Posted on March 23, 2012
In a 50 page opinion issued February 28, Federal Magistrate Judge Acosta handed EPA and the Oregon Department of Environmental Quality (DEQ) a partial victory in Northwest Environmental Advocates v. EPA et al. The decision upheld EPA’s approval under the federal Clean Water Act of the Oregon DEQ’s numeric temperature water quality standards, while rejecting certain narrative standards. NWEA also challenged the biological opinions issued by the National Marine Fisheries Service and U. S. Fish and Wildlife Service under the Endangered Species Act. The Services concluded that the Oregon temperature and intergravel dissolved oxygen standards would not jeopardize listed salmonid species, and those agencies did not fare as well in the case.
Oregon’s temperature standards were adopted in 1996 and promptly attacked. In 2003 EPA Region 10 adopted its own Temperature Guidance, and Oregon’s temperature standards were reformulated. NWEA again found the revised standards wanting and brought the case at issue. The judge upheld DEQ’s numeric temperature standards, despite evidence that the standards were less than optimal for fish, deferring to the scientific expertise of the government.
The judge found fault, however, with narrative standards that deal with “nonpoint sources” of heat. A point source is a discrete, end-of-pipe discharge to a waterway, whereas nonpoint sources are diffuse, such as runoff from a field. The Clean Water Act regulates point sources through a permit program, while nonpoint source control is mostly aspirational, although it does direct states to develop best management practices and measures for controlling nonpoint source pollution. Under the Oregon narrative standards, a nonpoint source that adopts “best management practices” is deemed to be in compliance.
The court found that this formulation undermines DEQ’s numeric standards as it provides a substitute for actual compliance. The same reasoning was applied to the so-called Natural Conditions Criteria, which provide that compliance is excused if natural conditions exceed standards. The court found that such an exemption supplants otherwise lawful standards.

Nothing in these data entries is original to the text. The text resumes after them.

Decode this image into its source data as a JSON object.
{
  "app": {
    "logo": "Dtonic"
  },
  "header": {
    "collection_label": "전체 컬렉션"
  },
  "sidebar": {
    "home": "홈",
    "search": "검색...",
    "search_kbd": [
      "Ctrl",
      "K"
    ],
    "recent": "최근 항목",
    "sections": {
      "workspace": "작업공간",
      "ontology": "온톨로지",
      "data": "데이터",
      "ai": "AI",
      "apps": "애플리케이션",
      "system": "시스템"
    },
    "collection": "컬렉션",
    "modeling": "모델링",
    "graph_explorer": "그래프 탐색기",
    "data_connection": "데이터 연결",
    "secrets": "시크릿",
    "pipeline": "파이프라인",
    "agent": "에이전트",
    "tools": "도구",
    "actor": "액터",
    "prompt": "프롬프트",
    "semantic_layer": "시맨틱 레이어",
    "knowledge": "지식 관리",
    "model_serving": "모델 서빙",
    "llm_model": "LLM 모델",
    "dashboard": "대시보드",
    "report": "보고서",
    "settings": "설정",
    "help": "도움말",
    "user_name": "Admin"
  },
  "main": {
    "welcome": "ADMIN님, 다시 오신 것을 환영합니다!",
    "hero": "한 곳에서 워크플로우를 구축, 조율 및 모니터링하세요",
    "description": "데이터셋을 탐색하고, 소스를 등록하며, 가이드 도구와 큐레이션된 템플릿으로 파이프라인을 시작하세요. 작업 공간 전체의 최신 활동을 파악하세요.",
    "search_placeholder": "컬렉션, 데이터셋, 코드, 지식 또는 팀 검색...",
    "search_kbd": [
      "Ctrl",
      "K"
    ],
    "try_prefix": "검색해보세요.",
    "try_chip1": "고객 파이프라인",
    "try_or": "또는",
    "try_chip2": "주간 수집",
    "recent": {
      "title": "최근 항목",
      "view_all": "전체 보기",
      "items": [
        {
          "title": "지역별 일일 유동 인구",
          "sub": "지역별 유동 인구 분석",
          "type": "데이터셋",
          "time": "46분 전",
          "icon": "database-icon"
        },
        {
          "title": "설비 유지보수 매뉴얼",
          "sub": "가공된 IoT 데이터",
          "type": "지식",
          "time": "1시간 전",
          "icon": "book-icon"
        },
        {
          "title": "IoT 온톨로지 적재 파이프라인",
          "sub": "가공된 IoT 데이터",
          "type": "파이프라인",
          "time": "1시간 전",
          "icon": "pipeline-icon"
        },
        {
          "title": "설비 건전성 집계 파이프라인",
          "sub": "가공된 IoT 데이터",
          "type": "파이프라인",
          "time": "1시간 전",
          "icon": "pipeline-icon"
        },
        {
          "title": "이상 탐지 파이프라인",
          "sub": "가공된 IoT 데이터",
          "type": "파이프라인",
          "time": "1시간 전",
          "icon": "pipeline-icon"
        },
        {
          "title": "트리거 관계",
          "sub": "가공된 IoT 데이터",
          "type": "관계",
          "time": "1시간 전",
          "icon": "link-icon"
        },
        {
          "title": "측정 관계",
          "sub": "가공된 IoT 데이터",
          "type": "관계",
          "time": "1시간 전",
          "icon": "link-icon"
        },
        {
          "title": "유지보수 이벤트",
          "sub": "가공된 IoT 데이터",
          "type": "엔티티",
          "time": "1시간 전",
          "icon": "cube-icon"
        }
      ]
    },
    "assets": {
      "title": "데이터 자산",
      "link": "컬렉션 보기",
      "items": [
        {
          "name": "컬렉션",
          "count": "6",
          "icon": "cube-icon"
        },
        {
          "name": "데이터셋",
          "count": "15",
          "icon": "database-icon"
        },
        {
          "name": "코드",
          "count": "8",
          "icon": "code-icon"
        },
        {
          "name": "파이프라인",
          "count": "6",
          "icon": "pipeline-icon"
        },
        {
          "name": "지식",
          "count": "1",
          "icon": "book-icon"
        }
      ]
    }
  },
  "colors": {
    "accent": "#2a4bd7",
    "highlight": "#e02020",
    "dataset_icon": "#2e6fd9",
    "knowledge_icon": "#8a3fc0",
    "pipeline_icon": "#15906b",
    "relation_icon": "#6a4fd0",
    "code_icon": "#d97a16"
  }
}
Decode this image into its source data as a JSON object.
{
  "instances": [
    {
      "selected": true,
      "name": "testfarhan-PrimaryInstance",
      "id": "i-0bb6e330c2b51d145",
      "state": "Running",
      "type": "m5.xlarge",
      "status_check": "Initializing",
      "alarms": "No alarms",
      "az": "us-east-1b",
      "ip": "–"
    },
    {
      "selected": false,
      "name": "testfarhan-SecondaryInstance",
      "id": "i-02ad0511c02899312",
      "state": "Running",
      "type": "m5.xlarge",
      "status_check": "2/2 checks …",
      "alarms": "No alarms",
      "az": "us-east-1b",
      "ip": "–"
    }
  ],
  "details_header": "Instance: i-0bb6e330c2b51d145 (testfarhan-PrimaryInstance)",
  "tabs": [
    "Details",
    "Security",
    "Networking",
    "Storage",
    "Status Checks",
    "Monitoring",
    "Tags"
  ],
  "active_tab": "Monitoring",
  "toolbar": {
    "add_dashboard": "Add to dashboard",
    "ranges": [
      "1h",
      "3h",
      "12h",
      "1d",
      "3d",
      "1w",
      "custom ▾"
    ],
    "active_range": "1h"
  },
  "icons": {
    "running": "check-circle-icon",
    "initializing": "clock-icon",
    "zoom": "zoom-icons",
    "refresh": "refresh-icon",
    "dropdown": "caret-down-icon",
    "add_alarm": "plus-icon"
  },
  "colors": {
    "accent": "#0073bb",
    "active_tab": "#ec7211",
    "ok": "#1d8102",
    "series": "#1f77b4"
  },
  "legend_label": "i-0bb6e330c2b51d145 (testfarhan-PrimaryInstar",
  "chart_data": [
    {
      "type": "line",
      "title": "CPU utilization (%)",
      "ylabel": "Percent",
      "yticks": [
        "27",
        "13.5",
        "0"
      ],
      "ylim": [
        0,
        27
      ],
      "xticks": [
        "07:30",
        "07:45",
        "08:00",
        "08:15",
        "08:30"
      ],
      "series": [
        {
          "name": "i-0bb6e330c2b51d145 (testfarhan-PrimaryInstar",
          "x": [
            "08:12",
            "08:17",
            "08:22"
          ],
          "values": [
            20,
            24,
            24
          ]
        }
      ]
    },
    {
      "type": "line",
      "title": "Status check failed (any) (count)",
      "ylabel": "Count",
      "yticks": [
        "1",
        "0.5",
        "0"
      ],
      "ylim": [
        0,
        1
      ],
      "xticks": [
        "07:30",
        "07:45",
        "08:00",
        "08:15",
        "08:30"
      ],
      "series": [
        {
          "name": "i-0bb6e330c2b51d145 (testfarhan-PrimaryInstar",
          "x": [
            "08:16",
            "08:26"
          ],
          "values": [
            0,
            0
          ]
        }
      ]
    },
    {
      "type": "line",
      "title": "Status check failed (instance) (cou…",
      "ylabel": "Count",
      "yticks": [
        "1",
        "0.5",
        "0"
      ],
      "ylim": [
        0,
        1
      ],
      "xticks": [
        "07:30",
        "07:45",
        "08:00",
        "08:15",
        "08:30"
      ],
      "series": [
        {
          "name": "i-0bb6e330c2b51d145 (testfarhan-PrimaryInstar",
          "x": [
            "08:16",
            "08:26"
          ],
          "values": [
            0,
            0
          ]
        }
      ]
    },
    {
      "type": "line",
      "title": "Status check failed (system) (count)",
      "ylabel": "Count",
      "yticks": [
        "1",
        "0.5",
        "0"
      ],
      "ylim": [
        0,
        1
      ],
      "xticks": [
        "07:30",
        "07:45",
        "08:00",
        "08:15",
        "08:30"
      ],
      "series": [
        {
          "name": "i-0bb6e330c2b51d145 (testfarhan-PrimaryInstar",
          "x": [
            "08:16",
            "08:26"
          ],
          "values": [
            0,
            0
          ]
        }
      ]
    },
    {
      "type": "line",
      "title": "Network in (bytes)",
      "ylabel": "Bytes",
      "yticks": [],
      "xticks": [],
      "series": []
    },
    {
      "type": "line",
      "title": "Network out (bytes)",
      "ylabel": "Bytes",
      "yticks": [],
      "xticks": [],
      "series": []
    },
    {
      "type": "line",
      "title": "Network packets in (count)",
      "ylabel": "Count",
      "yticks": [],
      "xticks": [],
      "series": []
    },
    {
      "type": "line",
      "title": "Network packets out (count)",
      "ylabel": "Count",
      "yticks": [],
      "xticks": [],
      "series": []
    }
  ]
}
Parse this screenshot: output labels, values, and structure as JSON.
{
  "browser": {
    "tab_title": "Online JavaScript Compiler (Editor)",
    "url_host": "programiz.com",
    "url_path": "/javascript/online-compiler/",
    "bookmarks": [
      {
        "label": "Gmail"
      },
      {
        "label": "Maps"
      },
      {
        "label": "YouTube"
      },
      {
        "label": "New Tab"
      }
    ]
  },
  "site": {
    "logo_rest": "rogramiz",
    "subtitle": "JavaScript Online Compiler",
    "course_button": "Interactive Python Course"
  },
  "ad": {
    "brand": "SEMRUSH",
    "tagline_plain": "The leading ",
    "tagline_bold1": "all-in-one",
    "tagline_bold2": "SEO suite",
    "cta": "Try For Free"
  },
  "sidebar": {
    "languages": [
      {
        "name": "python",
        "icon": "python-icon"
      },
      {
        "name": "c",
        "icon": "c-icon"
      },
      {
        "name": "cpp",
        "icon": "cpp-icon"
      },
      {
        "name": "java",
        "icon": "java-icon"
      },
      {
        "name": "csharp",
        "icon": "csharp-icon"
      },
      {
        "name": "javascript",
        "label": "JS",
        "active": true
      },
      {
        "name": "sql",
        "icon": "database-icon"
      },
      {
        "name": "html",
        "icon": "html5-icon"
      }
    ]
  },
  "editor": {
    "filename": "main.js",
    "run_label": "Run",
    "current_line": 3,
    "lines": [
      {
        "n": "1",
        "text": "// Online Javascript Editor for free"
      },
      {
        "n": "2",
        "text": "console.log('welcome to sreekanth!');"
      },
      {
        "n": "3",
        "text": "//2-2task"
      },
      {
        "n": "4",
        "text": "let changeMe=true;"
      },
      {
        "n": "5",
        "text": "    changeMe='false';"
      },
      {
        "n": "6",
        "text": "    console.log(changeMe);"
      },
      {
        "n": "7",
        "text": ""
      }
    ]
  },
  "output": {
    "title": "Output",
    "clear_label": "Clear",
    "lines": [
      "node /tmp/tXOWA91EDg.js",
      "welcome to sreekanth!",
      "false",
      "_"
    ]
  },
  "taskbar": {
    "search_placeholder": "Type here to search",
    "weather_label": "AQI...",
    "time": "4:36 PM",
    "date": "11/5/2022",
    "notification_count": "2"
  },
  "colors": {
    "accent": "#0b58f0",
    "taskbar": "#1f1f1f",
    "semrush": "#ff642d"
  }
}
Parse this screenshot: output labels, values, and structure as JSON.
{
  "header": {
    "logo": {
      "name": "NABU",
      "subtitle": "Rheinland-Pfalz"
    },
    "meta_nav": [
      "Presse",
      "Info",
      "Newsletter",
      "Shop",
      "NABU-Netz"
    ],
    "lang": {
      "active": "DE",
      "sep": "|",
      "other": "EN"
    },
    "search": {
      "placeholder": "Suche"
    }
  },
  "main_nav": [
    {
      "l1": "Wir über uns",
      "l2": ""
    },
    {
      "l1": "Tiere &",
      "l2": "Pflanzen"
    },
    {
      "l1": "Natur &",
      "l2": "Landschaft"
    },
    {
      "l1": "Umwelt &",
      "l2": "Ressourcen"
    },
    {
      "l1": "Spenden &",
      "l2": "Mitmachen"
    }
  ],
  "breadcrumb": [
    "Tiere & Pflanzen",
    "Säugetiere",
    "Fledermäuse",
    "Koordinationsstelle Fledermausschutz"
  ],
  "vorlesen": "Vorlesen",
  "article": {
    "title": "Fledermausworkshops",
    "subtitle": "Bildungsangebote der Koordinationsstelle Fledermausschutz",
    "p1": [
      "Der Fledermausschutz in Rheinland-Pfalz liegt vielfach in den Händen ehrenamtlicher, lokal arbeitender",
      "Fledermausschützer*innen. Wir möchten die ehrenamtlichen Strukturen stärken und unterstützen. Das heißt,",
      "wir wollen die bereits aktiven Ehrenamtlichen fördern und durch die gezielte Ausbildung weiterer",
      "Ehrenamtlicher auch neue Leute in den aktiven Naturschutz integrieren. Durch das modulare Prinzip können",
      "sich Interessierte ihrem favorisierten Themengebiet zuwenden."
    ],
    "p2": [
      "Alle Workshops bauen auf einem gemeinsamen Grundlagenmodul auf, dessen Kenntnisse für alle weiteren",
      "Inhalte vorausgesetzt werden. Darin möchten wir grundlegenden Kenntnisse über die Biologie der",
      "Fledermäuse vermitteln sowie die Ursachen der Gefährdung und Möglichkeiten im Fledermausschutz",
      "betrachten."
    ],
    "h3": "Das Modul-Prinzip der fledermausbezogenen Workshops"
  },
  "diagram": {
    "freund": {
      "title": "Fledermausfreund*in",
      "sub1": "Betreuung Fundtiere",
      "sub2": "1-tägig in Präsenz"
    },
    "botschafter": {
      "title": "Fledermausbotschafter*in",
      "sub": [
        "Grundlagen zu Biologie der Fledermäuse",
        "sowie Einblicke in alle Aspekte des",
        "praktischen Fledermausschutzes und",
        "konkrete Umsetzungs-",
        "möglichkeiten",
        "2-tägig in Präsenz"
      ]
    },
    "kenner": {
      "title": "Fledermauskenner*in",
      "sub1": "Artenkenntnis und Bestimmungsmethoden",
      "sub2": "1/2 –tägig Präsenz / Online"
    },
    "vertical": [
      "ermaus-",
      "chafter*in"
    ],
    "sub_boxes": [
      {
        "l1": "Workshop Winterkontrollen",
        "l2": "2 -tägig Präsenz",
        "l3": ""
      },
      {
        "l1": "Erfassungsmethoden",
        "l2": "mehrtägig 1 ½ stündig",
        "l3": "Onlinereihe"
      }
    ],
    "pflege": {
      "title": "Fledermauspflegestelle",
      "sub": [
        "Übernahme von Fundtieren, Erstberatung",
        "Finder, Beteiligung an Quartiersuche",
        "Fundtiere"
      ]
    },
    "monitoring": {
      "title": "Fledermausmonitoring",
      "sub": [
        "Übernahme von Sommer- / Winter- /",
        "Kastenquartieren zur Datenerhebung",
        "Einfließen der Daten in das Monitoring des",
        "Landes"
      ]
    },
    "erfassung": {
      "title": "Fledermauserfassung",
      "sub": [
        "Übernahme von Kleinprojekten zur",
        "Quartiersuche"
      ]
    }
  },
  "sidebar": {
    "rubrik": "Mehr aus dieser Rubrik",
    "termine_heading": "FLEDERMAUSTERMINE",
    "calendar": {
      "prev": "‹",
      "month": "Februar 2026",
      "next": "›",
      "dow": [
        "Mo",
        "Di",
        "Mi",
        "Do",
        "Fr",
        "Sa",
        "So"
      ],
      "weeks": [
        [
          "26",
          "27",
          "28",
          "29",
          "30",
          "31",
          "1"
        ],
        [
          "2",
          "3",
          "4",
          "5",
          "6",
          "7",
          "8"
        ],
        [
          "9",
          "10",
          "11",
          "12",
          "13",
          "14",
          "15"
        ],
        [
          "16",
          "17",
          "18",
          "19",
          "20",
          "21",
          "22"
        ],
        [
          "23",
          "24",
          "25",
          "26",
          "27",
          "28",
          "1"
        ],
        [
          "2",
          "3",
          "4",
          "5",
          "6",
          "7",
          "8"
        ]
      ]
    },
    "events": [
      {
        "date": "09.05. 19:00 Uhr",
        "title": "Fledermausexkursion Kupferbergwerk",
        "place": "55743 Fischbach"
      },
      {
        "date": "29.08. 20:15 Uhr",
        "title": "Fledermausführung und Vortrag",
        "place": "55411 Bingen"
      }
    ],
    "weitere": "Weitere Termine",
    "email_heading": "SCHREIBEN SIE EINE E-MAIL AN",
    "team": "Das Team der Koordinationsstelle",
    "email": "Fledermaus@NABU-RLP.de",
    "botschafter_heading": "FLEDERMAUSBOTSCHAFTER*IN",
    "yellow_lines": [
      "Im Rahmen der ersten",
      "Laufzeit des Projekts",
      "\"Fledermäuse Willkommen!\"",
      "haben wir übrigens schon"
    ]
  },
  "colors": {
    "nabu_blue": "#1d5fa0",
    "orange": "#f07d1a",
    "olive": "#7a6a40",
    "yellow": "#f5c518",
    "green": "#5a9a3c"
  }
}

The court’s objections to the narrative standards notwithstanding, neither the Clean Water Act nor state law authorize direct regulation of nonpoint sources. The narrative standards were Oregon’s attempt to address pollution from nonpoint sources without adopting a new regulatory program. It seems the court reacted to the blanket exemptions provided in the rules, and it further seems that Oregon can revise them and pass muster. The deference shown the agencies on the science suggests that the court will allow some leeway on language used to deal with nonpoint sources and the effects of natural conditions.
No such deference was granted to the federal fisheries services. On remand they will have to prepare a new biological opinion that accounts for Evolutionary Significant Units (i.e. sub-groups of salmonids), potential for recovery, baseline conditions and cumulative effects. Further, the Fish and Wildlife Service was chastised for considering factors other than the best scientific data available in formulating its opinion. That is, FWS seemingly bowed to pressure to support the EPA Temperature Guidance, even though it believed that temperatures for bull trout provided for in the Guidance were not what FWS considered to be optimal.
The net result of the many years of litigation over Oregon’s temperature standards is that Oregon’s approach, and EPA’s approval under the Clean Water Act, were largely validated. Problems with narrative standards should be correctable. Whether on reanalysis the Services find that the standards are protective of listed species, as required under the Endangered Species Act, remains to be seen.